Ken Burns
Documentary Filmmaker
Ken Burns
Documentary Filmmaker
Biography
Ken Burns has been making documentary films for over forty years. Since the Academy Award nominated Brooklyn Bridge in 1981, Ken has gone on to direct and produce some of the most acclaimed historical documentaries ever made, including The Civil War; Baseball; Jazz; The War; The National Parks: America’s Best Idea; The Roosevelts: An Intimate History; Jackie Robinson; The Vietnam War; and Country Music.
A December 2002 poll conducted by Real Screen magazine listed The Civil War as second only to Robert Flaherty’s Nanook of the North as the “most influential documentary of all time,” and named Ken Burns and Robert Flaherty as the “most influential documentary makers” of all time. In March 2009, David Zurawik of The Baltimore Sun said, “…Burns is not only the greatest documentarian of the day, but also the most influential filmmaker period. That includes feature filmmakers like George Lucas and Steven Spielberg. I say that because Burns not only turned millions of persons onto history with his films, he showed us a new way of looking at our collective past and ourselves.” The late historian Stephen Ambrose said of his films, "More Americans get their history from Ken Burns than any other source." And Wynton Marsalis has called Ken “a master of timing, and of knowing the sweet spot of a story, of how to ask questions to get to the basic human feeling and to draw out the true spirit of a given subject.”

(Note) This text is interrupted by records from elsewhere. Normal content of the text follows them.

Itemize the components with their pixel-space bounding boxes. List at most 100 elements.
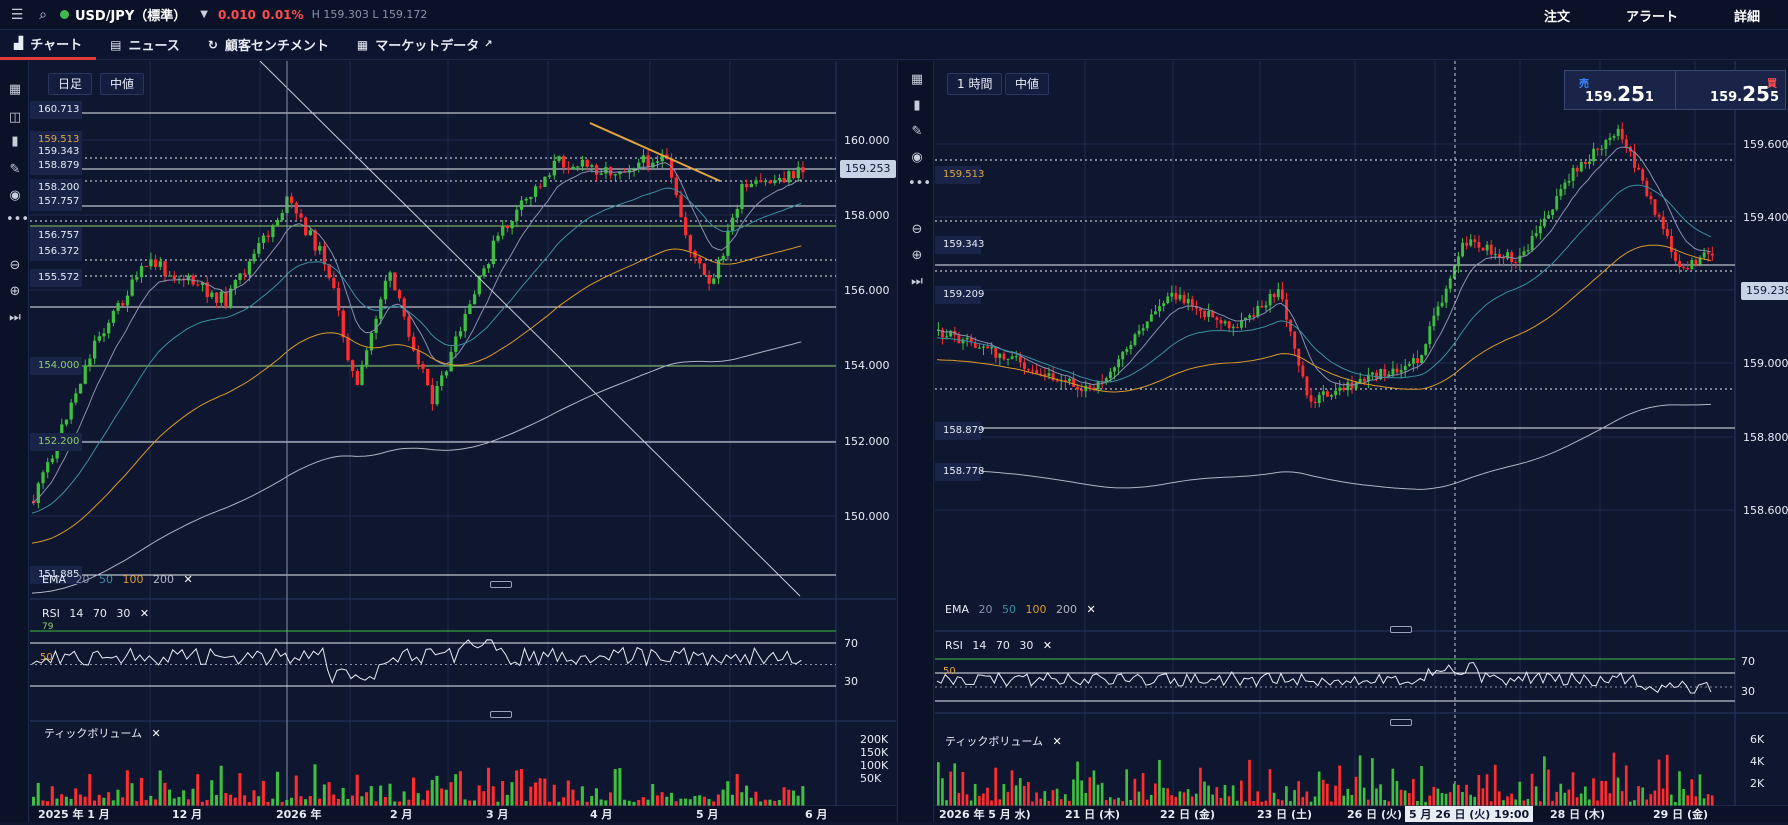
volume-bar bbox=[1166, 788, 1169, 806]
rsi-axis-70: 70 bbox=[844, 637, 858, 650]
price-type-selector[interactable]: 中値 bbox=[1005, 73, 1050, 95]
pencil-icon[interactable]: ✎ bbox=[911, 124, 923, 139]
pane-resize-handle[interactable] bbox=[490, 581, 512, 588]
time-axis-label: 2026 年 5 月 水) bbox=[939, 808, 1031, 821]
candle-body bbox=[1186, 298, 1190, 304]
pencil-icon[interactable]: ✎ bbox=[9, 162, 21, 177]
bar-chart-icon[interactable]: ▮ bbox=[11, 134, 19, 149]
volume-bar bbox=[1514, 799, 1518, 806]
volume-bar bbox=[1276, 799, 1280, 806]
candle-body bbox=[669, 158, 674, 178]
more-icon[interactable]: ••• bbox=[6, 212, 30, 227]
volume-bar bbox=[1092, 770, 1096, 806]
candle-body bbox=[1084, 385, 1088, 392]
eye-icon[interactable]: ◉ bbox=[911, 150, 923, 165]
price-axis-tick: 160.000 bbox=[844, 134, 890, 147]
time-axis-label: 23 日 (土) bbox=[1257, 808, 1313, 821]
volume-bar bbox=[1620, 791, 1624, 806]
volume-bar bbox=[505, 794, 509, 806]
volume-bar bbox=[1690, 779, 1694, 806]
hourly-chart-canvas[interactable]: 159.600 159.400 159. 200 159.000 158.800 158.6… bbox=[935, 61, 1788, 822]
ema-line bbox=[31, 187, 802, 514]
tab-sentiment[interactable]: ↻ 顧客センチメント bbox=[194, 30, 343, 60]
hamburger-menu-icon[interactable]: ☰ bbox=[10, 6, 24, 23]
volume-bar bbox=[416, 793, 420, 806]
close-icon[interactable]: ✕ bbox=[151, 727, 161, 740]
close-icon[interactable]: ✕ bbox=[183, 573, 193, 586]
rsi-side-label: 50 bbox=[943, 666, 956, 677]
volume-bar bbox=[1633, 800, 1636, 806]
eye-icon[interactable]: ◉ bbox=[9, 188, 21, 203]
calendar-icon[interactable]: ▦ bbox=[910, 72, 924, 87]
close-icon[interactable]: ✕ bbox=[139, 607, 150, 620]
zoom-out-icon[interactable]: ⊖ bbox=[911, 222, 923, 237]
volume-bar bbox=[121, 797, 125, 806]
volume-bar bbox=[693, 796, 697, 806]
daily-chart-pane[interactable]: 160.000 158.000 156.000 154.000 152.000 150.0… bbox=[30, 60, 896, 822]
order-button[interactable]: 注文 bbox=[1543, 9, 1570, 25]
candle-body bbox=[158, 261, 162, 267]
search-icon[interactable]: ⌕ bbox=[39, 6, 47, 23]
bar-chart-icon[interactable]: ▮ bbox=[913, 98, 921, 113]
candle-body bbox=[726, 230, 730, 256]
volume-tick: 50K bbox=[860, 772, 882, 785]
candle-body bbox=[613, 174, 617, 176]
timeframe-selector[interactable]: 1 時間 bbox=[947, 73, 1003, 95]
chevron-down-icon[interactable]: ▼ bbox=[200, 9, 208, 20]
rsi-side-label: 50 bbox=[40, 652, 53, 663]
zoom-in-icon[interactable]: ⊕ bbox=[911, 248, 923, 263]
layout-icon[interactable]: ◫ bbox=[8, 110, 22, 125]
calendar-icon[interactable]: ▦ bbox=[8, 82, 22, 97]
daily-chart-canvas[interactable]: 160.000 158.000 156.000 154.000 152.000 150.0… bbox=[30, 60, 896, 822]
close-icon[interactable]: ✕ bbox=[1052, 735, 1062, 748]
candle-body bbox=[1338, 387, 1342, 391]
volume-bar bbox=[125, 770, 129, 806]
tab-chart[interactable]: ▟ チャート bbox=[0, 30, 97, 60]
sell-button[interactable]: 売 159.251 bbox=[1565, 71, 1676, 109]
pane-resize-handle[interactable] bbox=[1390, 719, 1412, 726]
buy-button[interactable]: 買 159.255 bbox=[1676, 71, 1786, 109]
candle-body bbox=[229, 288, 233, 308]
volume-bar bbox=[1113, 799, 1116, 806]
symbol-name[interactable]: USD/JPY（標準） bbox=[75, 9, 187, 24]
candle-body bbox=[290, 196, 294, 204]
pane-resize-handle[interactable] bbox=[490, 711, 512, 718]
rsi-lower: 30 bbox=[1019, 639, 1034, 652]
candle-body bbox=[200, 282, 205, 285]
candle-body bbox=[92, 340, 97, 359]
alert-button[interactable]: アラート bbox=[1625, 9, 1678, 25]
skip-end-icon[interactable]: ⏭ bbox=[911, 274, 923, 289]
timeframe-selector[interactable]: 日足 bbox=[48, 73, 93, 95]
more-icon[interactable]: ••• bbox=[908, 176, 932, 191]
price-line-label: 158.879 bbox=[935, 422, 984, 440]
pane-resize-handle[interactable] bbox=[1390, 626, 1412, 633]
candle-body bbox=[1395, 368, 1399, 373]
rsi-label: RSI bbox=[42, 607, 60, 620]
candle-body bbox=[421, 364, 425, 369]
volume-bar bbox=[1014, 785, 1018, 806]
candle-body bbox=[69, 402, 73, 420]
candle-body bbox=[1583, 162, 1587, 164]
tab-news[interactable]: ▤ ニュース bbox=[96, 30, 194, 60]
volume-bar bbox=[763, 799, 767, 806]
volume-bar bbox=[1194, 793, 1198, 806]
zoom-in-icon[interactable]: ⊕ bbox=[9, 284, 21, 299]
price-type-selector[interactable]: 中値 bbox=[100, 73, 145, 95]
close-icon[interactable]: ✕ bbox=[1042, 639, 1053, 652]
ema-label: EMA bbox=[945, 603, 969, 616]
volume-bar bbox=[1293, 790, 1296, 806]
details-button[interactable]: 詳細 bbox=[1733, 9, 1760, 25]
hourly-chart-pane[interactable]: 159.600 159.400 159. 200 159.000 158.800 158.6… bbox=[935, 61, 1788, 822]
close-icon[interactable]: ✕ bbox=[1086, 603, 1096, 616]
volume-bar bbox=[1559, 783, 1563, 806]
volume-bar bbox=[55, 798, 59, 806]
candle-body bbox=[444, 371, 449, 376]
candle-body bbox=[233, 280, 237, 289]
zoom-out-icon[interactable]: ⊖ bbox=[9, 258, 21, 273]
candle-body bbox=[1477, 241, 1481, 248]
ema-50-label: 50 bbox=[1001, 603, 1016, 616]
tab-market-data[interactable]: ▦ マーケットデータ ↗ bbox=[343, 30, 507, 60]
skip-end-icon[interactable]: ⏭ bbox=[9, 310, 21, 325]
volume-bar bbox=[740, 792, 744, 806]
candle-body bbox=[1211, 311, 1215, 318]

Future film projects include The U.S. and the Holocaust, The American Buffalo, Leonardo da Vinci, The American Revolution, Emancipation to Exodus, and LBJ & the Great Society, among others.
Ken’s films have been honored with dozens of major awards, including sixteen Emmy Awards, two Grammy Awards and two Oscar nominations; and in September of 2008, at the News and Documentary Emmy Awards, Ken was honored by the Academy of Television Arts and Sciences with a Lifetime Achievement Award.
Speaker Videos
Interview with Bill Maher
PBS Interview
Speech Topics
Old Ghosts & Ancient Tones (Country Music)
This powerful, moving speech digs deep into the history and meaning of country music. It’s all here: its greatest stars and the words and music that touch on universal human experiences. (Clip(s) optional.)
A History of the World (The Vietnam War)
Burns tries to make sense of the most important and most consequential event in American History since World War II. Here competing viewpoints and perspectives are balanced to give us a chance to finally come to terms with this important conflict. (Clip(s) optional.)
The Rising Road (The Roosevelts: An Intimate History)
A detailed and intimate look at three hugely influential, but deeply flawed and wounded people, who are Theodore Roosevelt, Franklin Delano Roosevelt and Eleanor Roosevelt—their lives, but also their times. (Clip(s) optional.)
A Treasure House of Nature’s Superlatives (The National Parks: America’s Best Idea)
Burns discusses the great gift of our national parks. Here both “the immensity and the intimacy of time” merge, as we appreciate what the parks have added to our collective and individual spirit. (Begins with 13-minute clip - intro to the film.)
Sharing the American Experience (The Civil War, Baseball, Jazz)
Ken Burns reminds the audience of the timeless lessons of history, and the enduring greatness and importance of the United States in the course of human events. Incorporating The Civil War, Baseball and Jazz, Burns engages and celebrates what we share in common. (No clip.)
No Ordinary Lives (The War)
Drawing on some of Lincoln's most stirring words as inspiration, this speech engages the paradox of war by following the powerful themes in two of Ken Burns's best known works-- The Civil War, his epic retelling of the most important event in American history, and The War, his intensely moving story of WWII told through the experiences of so-called ordinary people from four geographically distributed American towns. (Begins with Norah Jones 5-minute American Anthem montage clip from the film.)
Mystic Chords of Memory (The Civil War)
The Civil War continues to be the most important event in American history. In this eloquent address, Burns paints both an intimate and bird’s-eye view of the searing events of the years 1861 through 1865 and the war’s profound relevance to us today. (Clip optional: 12:35 TRT intro to the film if requested.)
American Lives (Selected biographical films)
This combines the biographies of some of Ken’s most fascinating subjects, including Thomas Jefferson, Lewis and Clark, Frank Lloyd Wright, Elizabeth Cady Stanton and Susan B. Anthony, and Mark Twain. He shares how biography works, and gives insight into the storytelling process. (No clip(s).)
On-Stage Conversation/Audience Q&A
This is a less formal, Inside-the-Actors-Studio type of event. Ken responds to questions from moderator on all his films (or film-specific) and issues in history and contemporary American culture. Audience Q&A to conclude if requested.